PDPP_REFERENCE_REVISION operational path

resolveReferenceRevision already honors PDPP_REFERENCE_REVISION and opts.referenceRevision. When a Docker image is built without .git (the default) the runtime returns pdpp-reference@<package-version>+unknown. The fix is to bake the revision in at image-build time using a build arg, then forward it as a runtime env var.

ARG PDPP_REFERENCE_REVISION=unknown
ENV PDPP_REFERENCE_REVISION=${PDPP_REFERENCE_REVISION}

Operators pass docker build --build-arg PDPP_REFERENCE_REVISION=$(git rev-parse --short=12 HEAD) (or set it from CI env). The runtime continues to honor PDPP_REFERENCE_REVISION if set and falls back to git/package.json otherwise.

A test asserts the override is honored; the existing fallback test still covers the local dev path.

Deferred Slices

The two memo items below are real contract changes and need their own focused proposals:

  • connector_id filter on /v1/search — touches the lexical-retrieval, semantic-retrieval, and hybrid-retrieval capability specs (each currently states "no public connector_id parameter"). Owner-mode scoping needs new validation, error-class additions (unknown_connector?), and consistent semantics across all three search surfaces. Composing with streams[] and range filters is well-defined but needs explicit scenarios per capability.
  • group_by on sum/min/max — touches reference-implementation-architecture aggregation requirements, the manifest declaration model (currently query.aggregations.group_by is a separate top-level allowlist that already permits any-metric grouping in the manifest, but the runtime restricts it to count), and the aggregateRecords per-group accumulator. Tractable but requires new bucket-ordering rules for non-count metrics.

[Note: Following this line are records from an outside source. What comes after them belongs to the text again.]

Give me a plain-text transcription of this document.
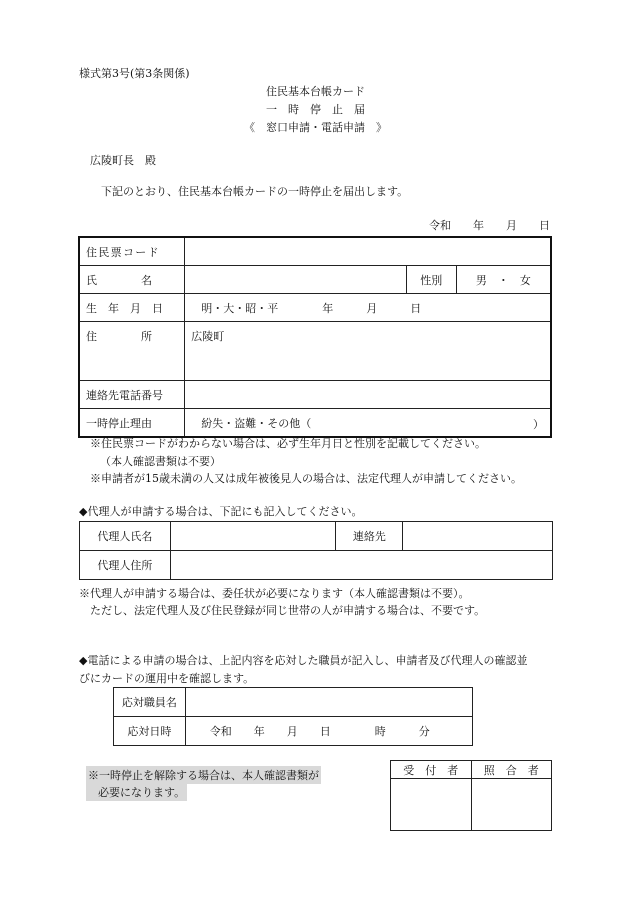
様式第3号(第3条関係)
住民基本台帳カード
一　時　停　止　届
《　窓口申請・電話申請　》
広陵町長　殿
下記のとおり、住民基本台帳カードの一時停止を届出します。
令和　　年　　月　　日
住民票コード			
氏　　　　名		性別	男　・　女
生　年　月　日	明・大・昭・平　　　　年　　　月　　　日		
住　　　　所	広陵町		
連絡先電話番号			
一時停止理由	紛失・盗難・その他（ ）		
※住民票コードがわからない場合は、必ず生年月日と性別を記載してください。
（本人確認書類は不要）
※申請者が15歳未満の人又は成年被後見人の場合は、法定代理人が申請してください。
◆代理人が申請する場合は、下記にも記入してください。
代理人氏名		連絡先	
代理人住所			
※代理人が申請する場合は、委任状が必要になります（本人確認書類は不要）。
ただし、法定代理人及び住民登録が同じ世帯の人が申請する場合は、不要です。
◆電話による申請の場合は、上記内容を応対した職員が記入し、申請者及び代理人の確認並
びにカードの運用中を確認します。
応対職員名	
応対日時	令和　　年　　月　　日　　　　時　　　分
※一時停止を解除する場合は、本人確認書類が
必要になります。
受　付　者	照　合　者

Both are captured in design-notes/connector-scoping-and-group-by.md with the test surfaces they would need so a follow-up change can pick them up cleanly.

Acceptance

  • GET / on the AS port returns a discovery-index document naming the AS well-known endpoint and the running reference revision.
  • GET / on the RS port returns a discovery-index document naming the RS well-known endpoint, /v1/schema, the core query base, and the running reference revision.
  • GET /.well-known/oauth-protected-resource includes a pdpp_discovery_hints block whose values match the live behavior (schema endpoint, search/aggregate shape, bootstrap sentinel, blob indirection, hybrid pagination flag when applicable).
  • A unit test asserts that PDPP_REFERENCE_REVISION=foo flows through to the response header and the discovery-index payload.
  • The Dockerfile accepts a PDPP_REFERENCE_REVISION build arg and forwards it to the runtime so production images publish a real revision.
  • The deferred connector-scoping / group_by slice is captured as a design note.